Kalispell,
15
June
2020
|
12:46 PM
America/Denver

Tick safety tips

When you are planning to spend time outdoors you often remember to bring water to stay hydrated and sunscreen to protect your skin, but are you thinking about ticks?

Montana’s abundance of wooded, grassy areas and lush shrubbery provide ideal habitats for ticks. Montana’s ticks are capable of transmitting several tick-borne illnesses, with Rocky Mountain spotted fever being the most common.

Ticks do not fall from trees onto people or animals. Rather, they travel from the ground up and tend to latch on if you brush up against low-lying bushes, trees and grass.

Protecting Yourself Outdoors

  • Treat shoes, clothing and gear with Permethrin and apply Deet to exposed areas to help repel ticks. Also, consider treating your pets with specialized flea or tick sprays, wipes, or collars.
  • Avoid grassy, wooded and brushy areas, which have high encounter rates with ticks and plan accordingly.
  • When coming in from the outdoors, immediately throw your clothes and shoes into a dryer on high heat for 10 minutes before washing. The heat will kill the ticks.
  • Check your entire body for ticks. They will often end up around your hairline, behind your ears or in folds of skin. Don’t forget to check your kids and pets, too.
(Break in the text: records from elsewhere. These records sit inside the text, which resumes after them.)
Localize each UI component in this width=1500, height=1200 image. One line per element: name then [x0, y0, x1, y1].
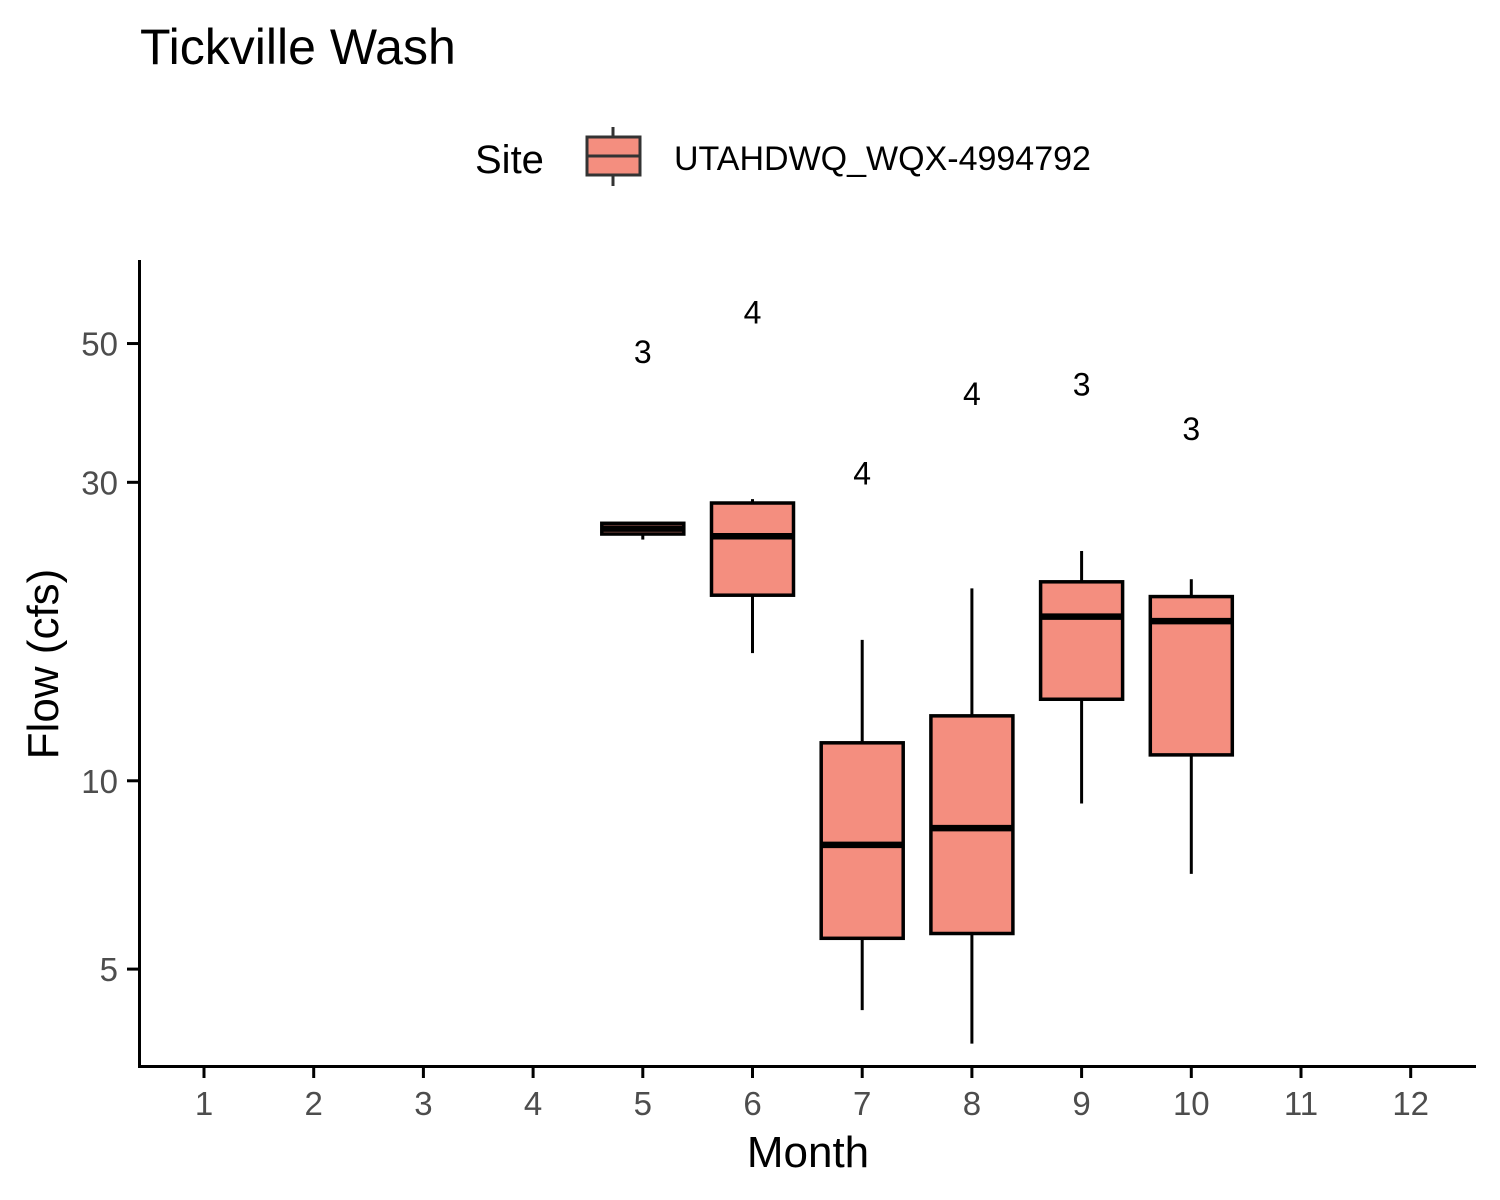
x-tick-label: 6 [743, 1085, 761, 1122]
count-label: 3 [634, 334, 652, 370]
box-iqr [1038, 580, 1125, 702]
x-tick-label: 9 [1072, 1085, 1090, 1122]
x-tick-label: 1 [195, 1085, 213, 1122]
box-month-9: 3 [1038, 367, 1125, 804]
box-iqr [929, 714, 1015, 936]
y-tick-label: 10 [81, 763, 118, 800]
y-tick-label: 5 [100, 951, 118, 988]
box-month-8: 4 [929, 376, 1015, 1044]
x-tick-label: 5 [634, 1085, 652, 1122]
x-tick-label: 10 [1173, 1085, 1210, 1122]
count-label: 4 [744, 295, 762, 331]
box-month-6: 4 [709, 295, 796, 654]
y-axis-title: Flow (cfs) [19, 569, 68, 760]
x-tick-label: 7 [853, 1085, 871, 1122]
box-month-5: 3 [600, 334, 686, 540]
box-iqr [709, 501, 796, 597]
y-tick-label: 30 [81, 464, 118, 501]
chart-title: Tickville Wash [140, 19, 456, 75]
x-tick-label: 3 [414, 1085, 432, 1122]
count-label: 3 [1182, 411, 1200, 447]
box-iqr [819, 741, 905, 941]
legend-label: UTAHDWQ_WQX-4994792 [674, 140, 1091, 178]
boxes: 3 4 4 4 3 3 [600, 295, 1235, 1044]
legend-title: Site [475, 138, 544, 182]
legend: Site UTAHDWQ_WQX-4994792 [475, 127, 1091, 186]
x-tick-label: 12 [1392, 1085, 1429, 1122]
legend-key [585, 127, 642, 186]
count-label: 3 [1073, 367, 1091, 403]
count-label: 4 [853, 455, 871, 491]
y-tick-label: 50 [81, 326, 118, 363]
x-tick-label: 8 [963, 1085, 981, 1122]
x-tick-label: 11 [1284, 1085, 1318, 1122]
x-tick-label: 4 [524, 1085, 542, 1122]
x-axis-title: Month [747, 1128, 869, 1177]
x-ticks: 1 2 3 4 5 6 7 8 9 10 11 12 [195, 1067, 1429, 1122]
y-ticks: 5 10 30 50 [81, 326, 139, 988]
box-month-10: 3 [1148, 411, 1235, 874]
count-label: 4 [963, 376, 981, 412]
x-tick-label: 2 [305, 1085, 323, 1122]
box-month-7: 4 [819, 455, 905, 1011]
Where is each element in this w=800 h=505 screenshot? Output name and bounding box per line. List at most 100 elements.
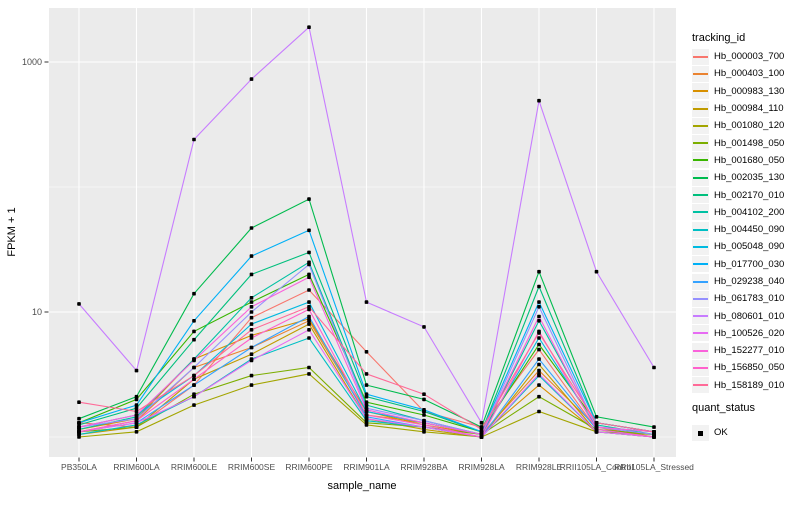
x-tick-labels: PB350LA RRIM600LA RRIM600LE RRIM600SE RRIM60… — [61, 462, 694, 472]
data-point — [249, 296, 254, 300]
data-point — [249, 300, 254, 304]
legend-key-swatch — [692, 308, 709, 325]
legend-key-swatch — [692, 221, 709, 238]
legend-key-line — [693, 142, 708, 145]
data-point — [652, 425, 656, 429]
legend-key-line — [693, 349, 708, 352]
legend-key-swatch — [692, 169, 709, 186]
data-point — [249, 305, 254, 309]
y-axis-title: FPKM + 1 — [6, 207, 18, 256]
legend-title-quant-status: quant_status — [692, 402, 755, 414]
data-point — [307, 288, 311, 292]
data-point — [364, 413, 369, 417]
legend-title-tracking-id: tracking_id — [692, 32, 746, 44]
legend-key-line — [693, 384, 708, 387]
data-point — [249, 272, 254, 277]
data-point — [307, 300, 311, 304]
data-point — [77, 421, 81, 425]
data-point — [364, 416, 369, 421]
legend-key-line — [693, 72, 708, 75]
data-point — [537, 342, 541, 347]
legend-key-swatch — [692, 135, 709, 152]
legend-item-label: Hb_002035_130 — [714, 172, 785, 184]
data-point — [652, 430, 656, 434]
data-point — [307, 365, 311, 370]
legend-key-swatch — [692, 117, 709, 134]
data-point — [77, 302, 81, 306]
data-point — [307, 336, 311, 340]
data-point — [652, 435, 656, 439]
data-points — [77, 25, 656, 439]
data-point — [537, 314, 541, 319]
data-point — [249, 358, 254, 363]
legend-item-Hb_001680_050: Hb_001680_050 — [692, 152, 784, 169]
legend-item-label: Hb_000403_100 — [714, 68, 785, 80]
data-point — [537, 331, 541, 335]
legend-item-label: OK — [714, 427, 728, 439]
legend-key-line — [693, 194, 708, 197]
data-point — [364, 392, 369, 396]
data-point — [134, 403, 139, 407]
data-point — [422, 392, 426, 396]
black-square-point-icon — [698, 430, 703, 436]
data-point — [537, 284, 541, 289]
legend-key-line — [693, 176, 708, 179]
legend-item-Hb_158189_010: Hb_158189_010 — [692, 377, 784, 394]
data-point — [249, 373, 254, 378]
legend-key-line — [693, 124, 708, 127]
legend-item-Hb_156850_050: Hb_156850_050 — [692, 359, 784, 376]
data-point — [479, 421, 484, 425]
data-point — [134, 368, 139, 373]
legend-item-label: Hb_100526_020 — [714, 327, 785, 339]
legend-key-swatch — [692, 359, 709, 376]
x-tick-label: RRII105LA_Stressed — [614, 462, 694, 472]
data-point — [537, 300, 541, 304]
legend-key-swatch — [692, 48, 709, 65]
data-point — [479, 435, 484, 439]
legend-item-Hb_005048_090: Hb_005048_090 — [692, 238, 784, 255]
data-point — [134, 430, 139, 434]
legend-key-line — [693, 280, 708, 283]
legend-item-label: Hb_158189_010 — [714, 379, 785, 391]
data-point — [249, 315, 254, 320]
data-point — [134, 418, 139, 423]
x-tick-label: RRIM600LA — [113, 462, 160, 472]
legend-key-line — [693, 245, 708, 248]
legend-item-label: Hb_152277_010 — [714, 345, 785, 357]
legend-key-swatch — [692, 273, 709, 290]
legend-key-line — [693, 366, 708, 369]
legend-item-Hb_000403_100: Hb_000403_100 — [692, 65, 784, 82]
legend-item-label: Hb_000984_110 — [714, 103, 784, 115]
data-point — [249, 328, 254, 332]
data-point — [249, 226, 254, 230]
data-point — [249, 345, 254, 350]
legend-item-Hb_000984_110: Hb_000984_110 — [692, 100, 784, 117]
data-point — [307, 250, 311, 255]
legend-item-label: Hb_000003_700 — [714, 51, 785, 63]
legend-item-Hb_004450_090: Hb_004450_090 — [692, 221, 784, 238]
data-point — [249, 77, 254, 81]
data-point — [364, 383, 369, 387]
legend-key-line — [693, 107, 708, 110]
legend-key-line — [693, 332, 708, 335]
data-point — [77, 416, 81, 421]
major-gridlines — [49, 8, 676, 457]
legend-key-line — [693, 90, 708, 93]
legend-item-Hb_004102_200: Hb_004102_200 — [692, 204, 784, 221]
data-point — [537, 383, 541, 387]
data-point — [192, 403, 196, 407]
legend-item-Hb_061783_010: Hb_061783_010 — [692, 290, 784, 307]
data-point — [192, 394, 196, 399]
legend-item-label: Hb_001080_120 — [714, 120, 785, 132]
data-point — [77, 430, 81, 434]
data-point — [537, 394, 541, 399]
minor-gridlines — [49, 186, 676, 438]
data-point — [134, 409, 139, 414]
data-point — [192, 291, 196, 296]
data-point — [537, 305, 541, 309]
data-point — [192, 137, 196, 142]
legend-key-swatch — [692, 377, 709, 394]
x-tick-label: RRIM600LE — [171, 462, 218, 472]
legend-key-swatch — [692, 238, 709, 255]
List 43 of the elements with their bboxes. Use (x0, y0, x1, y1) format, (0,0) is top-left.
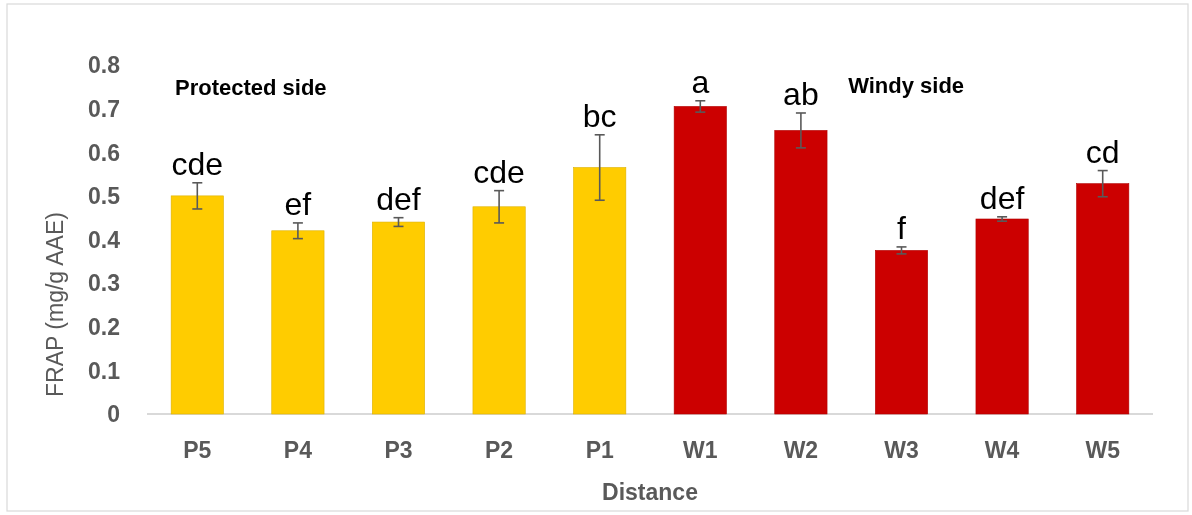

How to Remove an Attached Tick

There are several folk remedies for removing a tick. Touching it with a hot match is a common one. Others include covering it with petroleum jelly or nail polish (in theory to suffocate it), or freezing it off. These are all supposed to make the tick “back out” of the skin on its own. But they often have the opposite effect, forcing the tick to hold tight, burrow deeper, and possibly deposit more of its disease-carrying secretions into the wound, which increases the risk of infection.

Here's the best way to safely remove a tick:

  • Using fine-tipped tweezers, grasp the tick as close as possible to your skin and pull straight up. Do not twist the tick or rock it from side to side as this increases the chance of leaving the head beneath your skin.
  • Examine the freshly removed tick to ensure the head is intact. If the head breaks off in the skin, cleanse the skin with rubbing alcohol and use a sterile needle to uncover the head and lift it out. If you cannot remove the head, consult your health care provider for help.
  • If any loose ticks are found, dispose of them by flushing them down the toilet.

Symptoms of tick-borne disease can include an unusual rash and unexplained flu-like symptoms, including fever, severe headaches, body aches, and dizziness. Prompt treatment with antibiotics can prevent serious illness from developing. See your health care provider immediately if you have been bitten by a tick and are experiencing any of these symptoms.